Electric-car maker Tesla is on a roll--its first quarter was profitable, its stock price is soaring, and Consumer Reports gave its Model S a rave review.

That has led many writers to compare the company to Apple Inc. [NSDQ:AAPL].

Now one analyst has taken it further: In a Bloomberg column, Chamath Palihapitiya suggests that Apple should simply buy Tesla Motors [NSDQ:TSLA].

And, Palihapitiya writes, if Steve Jobs were still alive, he would have done so. He argues:

The right move would be for Apple to enter the car space, buy Tesla and make Elon Musk the CEO. Cook could move back to COO. Obviously this will never happen. The market is too big. Tesla is too good, and Cook is probably too weak to do something this radical.

Apple has designs on your dashboard, granted, and it is working with carmakers to integrate its Siri Q+A service into car infotainment systems.

Apple also has the money: Even assuming a 100-percent price premium over Tesla's current market capitalization of $8.8 billion, buying Tesla would cost Apple only 12 percent of its $145-billion cash hoard.

So it's doable.

But it would probably be a spectacularly bad idea.

Writing about Apple's rumored plans to enter the television market, Palihapitiya writes, "TVs will probably turn out to be a very difficult product category."

So cars, meanwhile, would be easy?

Apple designs remarkable consumer electronic products that share the following characteristics:

  • Product cycles of 18 to 36 months
  • Superb, sometimes revolutionary user interfaces
  • Outsourced manufacturing in developing countries
  • Core technology is low-power consumer electronics
  • Size is small enough to carry; weight is a few ounces to 30 pounds

Tesla's designs, on the other hand, differ rather a lot from Apple's:

  • Product cycles of 3 to 7 years
  • User-interface innovation confined to infotainment; steering, brakes, accelerator all conventional
  • Manufacturing done in-house by automakers of scale
  • Core technology is energy storage in battery, and high-power electric motor-generator plus power electronics
  • Size is more than 16 feet long; weight is more than 2 tons

The similarities and shared expertise are ... where, exactly?

Sure, Apple tends to enter new categories within its core industry.

'Revenge of the Electric Car' premiere: Tesla Motors CEO Elon Musk on red carpet

'Revenge of the Electric Car' premiere: Tesla Motors CEO Elon Musk on red carpet

But we'd suggest that going into carmaking would be roughly as smart as Apple going into, say, deep-sea oil exploration--another industry where electronics and sensors are increasingly key to success.

We've long argued that Tesla is not likely to remain independent as a carmaker. At some point, we believe, it will be bought by one of perhaps a dozen global automakers.

By far the most logical candidates are Daimler and Toyota, each of which owns a minority share of Tesla. An outlier might also be its lithium-ion cell supplier, which also has a stake in the company.

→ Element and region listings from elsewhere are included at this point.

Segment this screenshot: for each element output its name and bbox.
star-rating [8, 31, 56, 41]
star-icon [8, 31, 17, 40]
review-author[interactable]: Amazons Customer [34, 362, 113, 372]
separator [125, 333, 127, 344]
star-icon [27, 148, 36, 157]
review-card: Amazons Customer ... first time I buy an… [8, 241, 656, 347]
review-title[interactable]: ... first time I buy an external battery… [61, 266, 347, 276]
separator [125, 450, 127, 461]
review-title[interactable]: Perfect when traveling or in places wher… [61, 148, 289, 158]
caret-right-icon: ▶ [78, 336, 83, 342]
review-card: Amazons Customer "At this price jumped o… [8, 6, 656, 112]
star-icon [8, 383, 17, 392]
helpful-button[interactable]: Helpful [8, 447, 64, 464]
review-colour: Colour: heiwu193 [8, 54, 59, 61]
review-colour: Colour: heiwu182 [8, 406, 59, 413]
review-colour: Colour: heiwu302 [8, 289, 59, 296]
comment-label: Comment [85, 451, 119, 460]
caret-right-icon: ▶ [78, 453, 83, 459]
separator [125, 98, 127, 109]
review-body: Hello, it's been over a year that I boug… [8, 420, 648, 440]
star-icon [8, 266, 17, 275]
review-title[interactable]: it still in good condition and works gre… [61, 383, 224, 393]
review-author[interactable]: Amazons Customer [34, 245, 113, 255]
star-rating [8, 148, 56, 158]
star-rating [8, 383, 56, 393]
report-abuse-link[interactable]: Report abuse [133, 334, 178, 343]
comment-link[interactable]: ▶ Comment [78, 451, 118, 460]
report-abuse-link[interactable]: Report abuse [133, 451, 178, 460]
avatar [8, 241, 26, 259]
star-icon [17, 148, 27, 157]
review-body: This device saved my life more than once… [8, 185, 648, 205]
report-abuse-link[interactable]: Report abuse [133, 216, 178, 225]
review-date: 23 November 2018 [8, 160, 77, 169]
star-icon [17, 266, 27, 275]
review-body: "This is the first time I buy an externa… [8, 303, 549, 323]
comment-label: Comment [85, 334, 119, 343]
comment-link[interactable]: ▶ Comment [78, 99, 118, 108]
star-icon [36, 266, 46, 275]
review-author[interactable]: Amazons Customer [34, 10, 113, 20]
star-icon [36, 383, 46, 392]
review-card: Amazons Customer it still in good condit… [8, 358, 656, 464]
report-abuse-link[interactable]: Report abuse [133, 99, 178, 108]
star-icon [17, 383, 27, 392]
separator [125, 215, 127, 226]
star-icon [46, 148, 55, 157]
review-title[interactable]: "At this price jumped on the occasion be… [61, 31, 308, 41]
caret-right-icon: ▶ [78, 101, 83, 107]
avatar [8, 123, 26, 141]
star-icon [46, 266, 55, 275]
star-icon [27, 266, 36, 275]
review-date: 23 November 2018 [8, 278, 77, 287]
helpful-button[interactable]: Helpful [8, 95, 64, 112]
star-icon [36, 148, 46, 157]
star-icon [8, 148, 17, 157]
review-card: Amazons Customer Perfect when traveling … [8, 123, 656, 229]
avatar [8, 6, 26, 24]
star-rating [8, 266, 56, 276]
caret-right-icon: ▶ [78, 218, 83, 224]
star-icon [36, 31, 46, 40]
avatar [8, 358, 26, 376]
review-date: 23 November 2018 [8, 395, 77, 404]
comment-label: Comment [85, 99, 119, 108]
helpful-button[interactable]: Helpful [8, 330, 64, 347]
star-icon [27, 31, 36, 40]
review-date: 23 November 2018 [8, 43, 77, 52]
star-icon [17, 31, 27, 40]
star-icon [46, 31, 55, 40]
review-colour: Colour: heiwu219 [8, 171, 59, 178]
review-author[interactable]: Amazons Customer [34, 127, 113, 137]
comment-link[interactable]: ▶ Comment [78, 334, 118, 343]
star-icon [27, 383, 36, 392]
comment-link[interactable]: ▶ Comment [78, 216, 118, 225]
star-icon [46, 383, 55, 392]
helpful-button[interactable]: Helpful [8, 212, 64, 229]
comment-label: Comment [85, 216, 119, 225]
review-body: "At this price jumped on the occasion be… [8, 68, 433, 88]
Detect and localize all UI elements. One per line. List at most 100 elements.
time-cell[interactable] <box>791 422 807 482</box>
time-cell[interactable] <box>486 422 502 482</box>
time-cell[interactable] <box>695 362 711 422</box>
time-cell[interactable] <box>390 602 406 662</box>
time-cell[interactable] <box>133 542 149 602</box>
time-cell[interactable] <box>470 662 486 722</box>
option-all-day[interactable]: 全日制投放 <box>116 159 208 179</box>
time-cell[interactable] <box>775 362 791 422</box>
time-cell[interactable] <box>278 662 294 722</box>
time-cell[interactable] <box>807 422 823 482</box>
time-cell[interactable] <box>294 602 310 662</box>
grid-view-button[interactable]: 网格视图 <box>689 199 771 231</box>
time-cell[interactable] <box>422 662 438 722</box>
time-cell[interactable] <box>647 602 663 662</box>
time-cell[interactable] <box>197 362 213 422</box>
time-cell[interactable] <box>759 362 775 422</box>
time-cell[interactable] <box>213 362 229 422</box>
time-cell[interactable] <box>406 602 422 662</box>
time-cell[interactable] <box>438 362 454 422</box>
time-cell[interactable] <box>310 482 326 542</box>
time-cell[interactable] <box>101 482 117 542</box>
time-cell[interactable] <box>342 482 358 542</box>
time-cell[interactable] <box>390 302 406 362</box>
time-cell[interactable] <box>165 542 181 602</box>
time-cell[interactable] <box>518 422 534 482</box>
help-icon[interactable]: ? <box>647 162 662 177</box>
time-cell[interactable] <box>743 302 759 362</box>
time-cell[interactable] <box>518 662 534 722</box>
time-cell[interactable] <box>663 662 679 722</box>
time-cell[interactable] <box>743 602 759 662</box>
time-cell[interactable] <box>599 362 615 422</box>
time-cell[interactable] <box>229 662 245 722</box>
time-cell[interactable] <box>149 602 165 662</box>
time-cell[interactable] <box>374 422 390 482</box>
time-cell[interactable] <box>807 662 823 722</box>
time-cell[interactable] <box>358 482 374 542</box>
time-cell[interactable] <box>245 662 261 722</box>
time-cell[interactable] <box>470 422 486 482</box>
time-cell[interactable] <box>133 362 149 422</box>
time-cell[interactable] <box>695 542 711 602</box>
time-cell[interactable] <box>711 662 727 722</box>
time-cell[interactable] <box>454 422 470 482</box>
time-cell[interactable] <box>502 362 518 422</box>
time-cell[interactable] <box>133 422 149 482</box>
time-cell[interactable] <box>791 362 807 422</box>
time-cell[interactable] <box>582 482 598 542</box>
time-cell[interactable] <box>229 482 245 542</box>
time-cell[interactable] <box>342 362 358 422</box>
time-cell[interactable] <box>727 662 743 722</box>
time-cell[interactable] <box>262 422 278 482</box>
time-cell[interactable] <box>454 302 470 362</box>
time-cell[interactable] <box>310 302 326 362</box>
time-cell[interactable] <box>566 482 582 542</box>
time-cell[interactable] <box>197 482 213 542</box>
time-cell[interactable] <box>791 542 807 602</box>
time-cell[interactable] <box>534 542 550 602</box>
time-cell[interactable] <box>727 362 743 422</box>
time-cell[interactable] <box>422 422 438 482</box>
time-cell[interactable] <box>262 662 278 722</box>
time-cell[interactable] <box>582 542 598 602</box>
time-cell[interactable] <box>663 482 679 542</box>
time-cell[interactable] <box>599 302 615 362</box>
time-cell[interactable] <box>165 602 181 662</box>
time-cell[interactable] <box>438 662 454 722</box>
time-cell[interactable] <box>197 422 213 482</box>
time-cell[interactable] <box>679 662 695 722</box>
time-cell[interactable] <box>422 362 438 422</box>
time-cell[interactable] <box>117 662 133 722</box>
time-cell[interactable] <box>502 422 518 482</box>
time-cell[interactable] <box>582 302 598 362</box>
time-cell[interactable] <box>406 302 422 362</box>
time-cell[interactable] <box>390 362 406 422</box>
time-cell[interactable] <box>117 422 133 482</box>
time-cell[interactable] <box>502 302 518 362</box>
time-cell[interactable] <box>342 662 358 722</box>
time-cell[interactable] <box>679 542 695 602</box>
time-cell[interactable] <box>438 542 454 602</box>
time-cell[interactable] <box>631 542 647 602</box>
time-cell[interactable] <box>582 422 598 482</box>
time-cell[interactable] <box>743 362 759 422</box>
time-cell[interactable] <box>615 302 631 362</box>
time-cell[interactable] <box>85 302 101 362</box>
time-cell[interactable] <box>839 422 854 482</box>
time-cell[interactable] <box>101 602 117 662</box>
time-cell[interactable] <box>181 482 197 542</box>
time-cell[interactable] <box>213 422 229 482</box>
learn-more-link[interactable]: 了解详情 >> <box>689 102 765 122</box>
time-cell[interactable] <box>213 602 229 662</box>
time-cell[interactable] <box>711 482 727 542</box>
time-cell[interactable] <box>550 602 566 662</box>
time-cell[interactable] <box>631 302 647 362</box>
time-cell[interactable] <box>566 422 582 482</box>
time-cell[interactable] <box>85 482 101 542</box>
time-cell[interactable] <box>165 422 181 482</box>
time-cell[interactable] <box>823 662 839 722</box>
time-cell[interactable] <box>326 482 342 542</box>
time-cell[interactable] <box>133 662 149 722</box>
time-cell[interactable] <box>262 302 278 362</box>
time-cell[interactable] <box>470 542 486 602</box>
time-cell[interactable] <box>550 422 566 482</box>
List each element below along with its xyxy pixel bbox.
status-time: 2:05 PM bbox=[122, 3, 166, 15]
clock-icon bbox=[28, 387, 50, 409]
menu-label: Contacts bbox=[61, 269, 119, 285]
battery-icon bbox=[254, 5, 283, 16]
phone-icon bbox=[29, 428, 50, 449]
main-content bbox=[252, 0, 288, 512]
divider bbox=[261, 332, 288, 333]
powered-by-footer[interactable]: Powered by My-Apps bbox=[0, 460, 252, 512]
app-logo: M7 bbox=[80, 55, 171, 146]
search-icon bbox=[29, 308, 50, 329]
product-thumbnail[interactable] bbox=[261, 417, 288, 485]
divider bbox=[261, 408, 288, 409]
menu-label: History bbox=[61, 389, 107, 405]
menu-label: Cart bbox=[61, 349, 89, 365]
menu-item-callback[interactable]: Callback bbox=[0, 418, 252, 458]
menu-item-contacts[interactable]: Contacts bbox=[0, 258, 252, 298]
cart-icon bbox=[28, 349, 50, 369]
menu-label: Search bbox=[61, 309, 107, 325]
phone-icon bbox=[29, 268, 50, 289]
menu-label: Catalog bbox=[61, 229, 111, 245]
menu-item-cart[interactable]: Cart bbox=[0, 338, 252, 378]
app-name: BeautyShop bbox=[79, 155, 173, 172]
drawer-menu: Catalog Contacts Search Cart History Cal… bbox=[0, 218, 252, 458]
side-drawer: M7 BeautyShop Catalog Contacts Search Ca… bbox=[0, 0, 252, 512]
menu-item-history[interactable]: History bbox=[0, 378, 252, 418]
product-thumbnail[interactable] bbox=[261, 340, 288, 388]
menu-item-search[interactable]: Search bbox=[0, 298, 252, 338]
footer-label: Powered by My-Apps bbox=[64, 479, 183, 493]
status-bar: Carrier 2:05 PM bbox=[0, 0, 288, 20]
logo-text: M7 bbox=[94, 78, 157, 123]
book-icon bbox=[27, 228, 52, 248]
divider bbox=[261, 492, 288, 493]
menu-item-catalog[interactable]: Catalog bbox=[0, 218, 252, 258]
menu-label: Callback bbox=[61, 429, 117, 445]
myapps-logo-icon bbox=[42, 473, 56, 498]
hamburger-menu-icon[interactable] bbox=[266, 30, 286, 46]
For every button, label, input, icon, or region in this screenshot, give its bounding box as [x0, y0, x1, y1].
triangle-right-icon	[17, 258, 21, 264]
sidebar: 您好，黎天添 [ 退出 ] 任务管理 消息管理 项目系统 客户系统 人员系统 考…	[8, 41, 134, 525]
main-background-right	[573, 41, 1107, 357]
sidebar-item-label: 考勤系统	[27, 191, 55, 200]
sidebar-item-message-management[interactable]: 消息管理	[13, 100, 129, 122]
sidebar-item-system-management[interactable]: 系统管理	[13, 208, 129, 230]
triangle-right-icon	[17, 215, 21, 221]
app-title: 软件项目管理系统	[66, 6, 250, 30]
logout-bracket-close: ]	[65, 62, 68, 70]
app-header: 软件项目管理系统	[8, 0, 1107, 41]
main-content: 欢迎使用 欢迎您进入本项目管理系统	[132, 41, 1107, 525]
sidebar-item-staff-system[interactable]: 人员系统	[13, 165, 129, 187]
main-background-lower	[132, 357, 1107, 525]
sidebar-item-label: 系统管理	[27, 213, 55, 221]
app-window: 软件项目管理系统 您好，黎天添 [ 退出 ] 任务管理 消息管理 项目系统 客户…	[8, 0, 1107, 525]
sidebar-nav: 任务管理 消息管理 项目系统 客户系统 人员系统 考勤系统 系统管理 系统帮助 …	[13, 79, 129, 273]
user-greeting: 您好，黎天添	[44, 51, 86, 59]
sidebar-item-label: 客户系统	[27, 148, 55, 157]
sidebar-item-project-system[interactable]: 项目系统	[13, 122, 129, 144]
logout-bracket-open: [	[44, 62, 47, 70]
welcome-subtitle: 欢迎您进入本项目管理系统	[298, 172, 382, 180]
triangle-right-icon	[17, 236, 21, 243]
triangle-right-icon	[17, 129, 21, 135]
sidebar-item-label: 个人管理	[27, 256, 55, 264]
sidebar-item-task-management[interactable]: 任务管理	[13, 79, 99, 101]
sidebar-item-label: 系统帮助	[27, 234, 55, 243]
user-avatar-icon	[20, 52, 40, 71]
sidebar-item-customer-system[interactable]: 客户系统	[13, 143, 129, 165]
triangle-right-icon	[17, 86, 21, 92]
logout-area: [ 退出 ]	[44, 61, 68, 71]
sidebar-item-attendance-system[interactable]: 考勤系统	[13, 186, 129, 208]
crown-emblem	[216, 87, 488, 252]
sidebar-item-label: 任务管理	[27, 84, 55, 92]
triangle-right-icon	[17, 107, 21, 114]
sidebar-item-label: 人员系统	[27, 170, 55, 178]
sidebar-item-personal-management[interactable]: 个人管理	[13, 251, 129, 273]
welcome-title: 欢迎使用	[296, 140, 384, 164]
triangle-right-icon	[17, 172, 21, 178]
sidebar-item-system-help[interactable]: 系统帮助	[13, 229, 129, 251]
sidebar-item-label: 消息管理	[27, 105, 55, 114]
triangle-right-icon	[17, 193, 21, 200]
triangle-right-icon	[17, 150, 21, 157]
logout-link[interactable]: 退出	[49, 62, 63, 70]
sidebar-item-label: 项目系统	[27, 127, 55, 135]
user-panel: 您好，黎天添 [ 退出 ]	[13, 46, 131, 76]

But may we suggest a different acquirer? What about Ford Motor Company [NYSE:F]?

Ford is at best lackluster about the prospects of battery-electric vehicles.

Its Ford Focus Electric is apparently only a compliance car, and the company has said in the past it doesn't expect it to sell well--a self-fulfilling prophecy, apparently.

But we note that company chairman Bill Ford (whose name is on the building) recently expressed his admiration for Tesla and its recent successes.

"My hat’s off to them,” Ford said at a Los Angeles conference last Tuesday, although the company needs to be "mindful as they scale.”

1903 Ford Model A Rear Entry Tonneau and Bill Ford, Jr.

1903 Ford Model A Rear Entry Tonneau and Bill Ford, Jr.

Of the big global companies, Toyota has placed its bets on hybrids (Ford makes some too, but only a fraction of Toyota's volume). GM has its Chevy Volt, Nissan its all-electric Leaf and other battery cars coming, and Volkswagen is doing a bit of everything.

It's a sign of Detroit's inherent conservatism that Ford jokingly called himself as a "Bolshevik" for pledging that the company would raise fuel efficiency 25 percent from 2000 to 2005--a commitment it did not keep.

If Ford came to see plug-in electric cars as necessary to comply with increasingly stringent global fuel-efficiency rules, buying Tesla could catapult it to the front of the crowd.

That makes more sense, at least, than an Apple acquisition.

As Ford cautioned, “Running a car company is different than running a tech company.”